Countering Malnutrition in the Dominican Republic

by Ed Jopeck

Medical Missionaries continued its efforts to reduce hunger and improve health and nutrition in the Dominican Republic with a multi-faceted trip to the Province of Elias Piña (towns of Banica and Pedro Santana) in June 2016. This unique trip included distribution of hundreds of boxes of USAID-supplied food (protein and vitamin-enriched soup), and included clinics that provided nutritional assessment and basic medical services to some 300 people in the region.

The trip began on June 26 when four Medical Missionaries volunteers from the Washington, D.C area met with two USAID representatives at the US Embassy in Santo Domingo before driving 160 miles across the country to Medical Missionaries’ warehouse near the border with Haiti. Once there, the team prepared to distribute food, conduct clinics addressing medical and nutritional needs over the next few days, all while being observed and photographed by USAID representatives.

In Banica the US-based team linked-up with local counterparts already in the province (American Catholic Priest Fr. Keith O’Hare, Brazilian Nun, Sister Gracias, Medical Missionaries project manager Tom Brock, and local driver “Nañao” Cedano). Over the course of the next week the team traveled to the remote villages of Pueblo Nuevo, Guayahayuco, and Hato Alto to conduct medical clinics and assessments designed to better understand the nutritional and medical needs of the people in these remote areas where medical services are out of reach for most residents. The team was generously assisted at these locations by a variety of US Peace Corps representatives who live and work in those villages.

“The clinics were part of a larger program to collect data to help improve the impact of food aid and medical services activities in the country,” said Ed Jopeck who manages the USAID food aid program for Medical Missionaries. Each year that a grant is awarded to Medical Missionaries, USAID provides 112 metric tons of the shelf-stable, prepackaged food aid and some funds to support its distribution. The food aid, generously provided through USAID as a gift of food from the American people, fills six full shipping containers and provides approximately 7 million meals to 11,000 people over the course of 9-10 months. The clinics, which included an assessment of dietary habits of the attendees, revealed that many people eat only once a day, some depending solely on the USAID soup to feed their family. Others who ate more frequently reported the donated soup was their main source of nutrition for two, or even three meals a day.

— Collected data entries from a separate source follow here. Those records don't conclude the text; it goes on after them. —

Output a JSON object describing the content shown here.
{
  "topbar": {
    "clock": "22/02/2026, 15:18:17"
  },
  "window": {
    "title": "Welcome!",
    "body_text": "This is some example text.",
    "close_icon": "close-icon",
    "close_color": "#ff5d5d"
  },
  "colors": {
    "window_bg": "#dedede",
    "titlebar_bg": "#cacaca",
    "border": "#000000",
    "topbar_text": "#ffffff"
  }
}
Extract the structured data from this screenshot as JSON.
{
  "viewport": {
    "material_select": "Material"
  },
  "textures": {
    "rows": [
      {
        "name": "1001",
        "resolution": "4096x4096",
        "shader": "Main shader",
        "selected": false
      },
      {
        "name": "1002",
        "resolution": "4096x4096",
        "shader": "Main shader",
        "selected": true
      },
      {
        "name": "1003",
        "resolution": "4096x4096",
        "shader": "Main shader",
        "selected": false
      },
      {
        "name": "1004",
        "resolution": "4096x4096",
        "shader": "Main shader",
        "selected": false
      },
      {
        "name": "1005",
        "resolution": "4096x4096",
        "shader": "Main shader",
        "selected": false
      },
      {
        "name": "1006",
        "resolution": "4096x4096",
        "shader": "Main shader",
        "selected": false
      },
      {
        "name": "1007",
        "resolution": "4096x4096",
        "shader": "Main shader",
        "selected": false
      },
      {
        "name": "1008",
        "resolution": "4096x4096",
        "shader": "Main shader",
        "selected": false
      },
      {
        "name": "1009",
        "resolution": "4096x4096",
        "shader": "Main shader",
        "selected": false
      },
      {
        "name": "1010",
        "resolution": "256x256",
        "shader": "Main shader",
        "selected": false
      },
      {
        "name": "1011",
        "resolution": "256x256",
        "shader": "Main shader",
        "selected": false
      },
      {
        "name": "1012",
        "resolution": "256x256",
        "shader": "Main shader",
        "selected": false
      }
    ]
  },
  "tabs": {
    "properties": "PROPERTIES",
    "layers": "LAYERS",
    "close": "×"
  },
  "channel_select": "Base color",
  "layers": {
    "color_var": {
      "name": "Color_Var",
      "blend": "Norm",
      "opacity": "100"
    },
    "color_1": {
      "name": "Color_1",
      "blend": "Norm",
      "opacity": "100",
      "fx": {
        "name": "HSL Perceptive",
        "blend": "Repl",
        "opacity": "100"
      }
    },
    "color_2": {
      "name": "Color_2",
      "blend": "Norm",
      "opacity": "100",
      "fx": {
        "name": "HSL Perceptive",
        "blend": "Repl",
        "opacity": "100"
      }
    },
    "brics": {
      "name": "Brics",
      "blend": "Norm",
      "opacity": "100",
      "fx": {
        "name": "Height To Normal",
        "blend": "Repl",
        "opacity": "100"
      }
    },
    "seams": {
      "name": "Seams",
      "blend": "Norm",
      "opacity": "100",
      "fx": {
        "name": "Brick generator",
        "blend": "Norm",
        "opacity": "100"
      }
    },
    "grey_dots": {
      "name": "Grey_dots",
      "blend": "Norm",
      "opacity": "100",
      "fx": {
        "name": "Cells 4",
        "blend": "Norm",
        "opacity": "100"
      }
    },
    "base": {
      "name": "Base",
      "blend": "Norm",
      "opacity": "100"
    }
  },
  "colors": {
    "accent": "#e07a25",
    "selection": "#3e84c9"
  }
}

While the clinics were ongoing, parts of the team continued the delivery of food to remote villages in the mountainous region to the north. The scenery in the mountains was breath-taking but the rock and dirt roads were punishing on both the vehicles and those inside them. The trips to the mountains during the rainy season are difficult and frequently result in flat tires and routinely getting stuck in the mud. This trip was also packed with visits to farms where the team learned more about new agriculture and livestock programs, challenges with water delivery and treatment, and other needs that Medical Missionaries also seeks to address.

The team is pleased to report that the food aid really seems to be making a positive difference in the lives of the Dominicans and Haitian refugees living in this remote region along the border. “Yes, more needs to be done to further improve health, access to safe water and economic growth in the region”, said Jopeck, “It is the volunteers and the work on trips like this that help us to know where our efforts can have the greatest impact on the needs of the good people here.”